No, if I am truthful, I am disheartened.  I don’t know what role testosterone plays in driving the assaults and aggression we see today.  I am uncertain about the extent to which culture can change actions.  The “Better Angels of Our Nature” suggests that the civilising influence of contemporary society reduces the free reign of more primitive behaviours [ix]:  I want to believe Steven Pinker is right, but aggression seems to continue, whether it is through words or actions.  I’m still overwhelmed thinking about the huge numbers of people continuing to suffer from past assaults.  Whatever the trend, the evil that men do does live after them, largely hidden, unresolved, gnawing away at self-esteem and self-confidence.

 

PS:  It turns out my timing was wrong.  As I drank my coffee yesterday, I saw a familiar sight.  A male ruby-throated hummingbird was giving me the evil eye: already prowling to repel any other birds, it was impatiently waiting for me to supply some sugared water into the feeder.  No better angels in bird land!

 

[i] I am not sure what a “timely warning” is, and how it differs from an alert:  perhaps a topic for a future blog?

[ii] A revealing and disturbing analysis can be found in the New York Times: ‘Sex and Shame: What Incels and Jihadists Have in Common’, by Simon Cottee, 30 April 2018

[iii] Rebecca Jennings, Incels Categorize Women by Personal Style and Attractiveness, Racked, 28 April 2018

[iv] What Do We Do With These Men?

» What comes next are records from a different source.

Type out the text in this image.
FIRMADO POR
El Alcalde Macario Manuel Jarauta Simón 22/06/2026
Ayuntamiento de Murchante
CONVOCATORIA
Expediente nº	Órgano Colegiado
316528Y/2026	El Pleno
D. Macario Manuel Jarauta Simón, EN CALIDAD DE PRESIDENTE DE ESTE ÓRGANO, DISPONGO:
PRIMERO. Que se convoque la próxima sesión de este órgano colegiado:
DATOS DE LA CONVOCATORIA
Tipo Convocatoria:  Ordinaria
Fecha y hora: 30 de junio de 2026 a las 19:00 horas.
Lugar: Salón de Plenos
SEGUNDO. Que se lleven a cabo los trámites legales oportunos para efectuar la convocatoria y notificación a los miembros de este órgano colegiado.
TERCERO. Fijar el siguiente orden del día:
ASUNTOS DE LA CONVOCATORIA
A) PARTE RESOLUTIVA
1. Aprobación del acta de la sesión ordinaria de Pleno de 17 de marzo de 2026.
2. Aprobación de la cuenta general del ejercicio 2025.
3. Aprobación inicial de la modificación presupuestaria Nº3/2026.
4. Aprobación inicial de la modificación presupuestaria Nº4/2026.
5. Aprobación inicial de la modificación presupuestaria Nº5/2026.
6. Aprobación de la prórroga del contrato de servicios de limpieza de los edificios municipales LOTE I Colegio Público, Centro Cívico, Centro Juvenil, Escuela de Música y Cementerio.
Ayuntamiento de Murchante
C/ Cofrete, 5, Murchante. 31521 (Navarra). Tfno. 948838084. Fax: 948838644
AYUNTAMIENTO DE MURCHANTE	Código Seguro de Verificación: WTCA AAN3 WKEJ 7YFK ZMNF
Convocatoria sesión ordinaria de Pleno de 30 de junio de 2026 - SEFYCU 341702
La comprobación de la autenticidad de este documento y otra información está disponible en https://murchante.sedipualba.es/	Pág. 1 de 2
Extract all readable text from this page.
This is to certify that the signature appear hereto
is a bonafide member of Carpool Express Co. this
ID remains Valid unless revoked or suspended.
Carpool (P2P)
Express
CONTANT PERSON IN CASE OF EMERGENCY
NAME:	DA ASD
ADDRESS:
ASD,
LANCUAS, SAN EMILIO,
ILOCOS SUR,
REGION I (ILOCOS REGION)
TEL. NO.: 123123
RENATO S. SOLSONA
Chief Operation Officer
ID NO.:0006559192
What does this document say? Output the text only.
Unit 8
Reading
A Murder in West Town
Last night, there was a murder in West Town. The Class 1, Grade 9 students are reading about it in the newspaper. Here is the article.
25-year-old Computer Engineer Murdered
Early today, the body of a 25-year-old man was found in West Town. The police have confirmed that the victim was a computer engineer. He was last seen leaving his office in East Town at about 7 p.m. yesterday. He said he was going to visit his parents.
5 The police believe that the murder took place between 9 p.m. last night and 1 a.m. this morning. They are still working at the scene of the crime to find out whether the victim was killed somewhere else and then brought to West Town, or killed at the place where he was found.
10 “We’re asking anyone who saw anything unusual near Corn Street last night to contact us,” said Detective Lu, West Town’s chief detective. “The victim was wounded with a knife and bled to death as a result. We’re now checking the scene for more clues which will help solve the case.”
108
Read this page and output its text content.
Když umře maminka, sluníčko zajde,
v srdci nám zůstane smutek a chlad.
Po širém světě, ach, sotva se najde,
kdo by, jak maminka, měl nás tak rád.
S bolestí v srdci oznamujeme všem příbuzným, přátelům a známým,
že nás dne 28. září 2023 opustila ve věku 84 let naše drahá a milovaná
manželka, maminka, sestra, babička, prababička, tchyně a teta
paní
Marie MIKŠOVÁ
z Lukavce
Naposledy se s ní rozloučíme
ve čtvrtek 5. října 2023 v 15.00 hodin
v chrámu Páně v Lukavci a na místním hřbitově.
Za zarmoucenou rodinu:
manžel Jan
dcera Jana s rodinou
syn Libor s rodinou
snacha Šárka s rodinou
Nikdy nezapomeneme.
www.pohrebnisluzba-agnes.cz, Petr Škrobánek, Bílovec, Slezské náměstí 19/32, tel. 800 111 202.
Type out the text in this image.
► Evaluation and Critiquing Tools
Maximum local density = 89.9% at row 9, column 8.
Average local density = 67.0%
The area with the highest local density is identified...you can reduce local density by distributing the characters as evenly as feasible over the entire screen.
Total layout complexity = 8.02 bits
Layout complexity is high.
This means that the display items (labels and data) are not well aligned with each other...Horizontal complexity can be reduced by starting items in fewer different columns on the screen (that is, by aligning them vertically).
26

Katie J. M. Baker, New York Times, 27 April, 2018

[v] Op cit

[vi] Ian Mohr, ‘Tina Brown Says She Was Pitched Charlie Rose Comeback Show’, Page Six, 25 April 2018

[vii] Jian Tolentino, ‘Safer Spaces’, The New Yorker, 12&19 February 2018, page 40

[viii] Op cit, page 41

[ix] The title of Pinker’s thought provoking book, which was published in 2011 by Viking, part of the Penguin Group.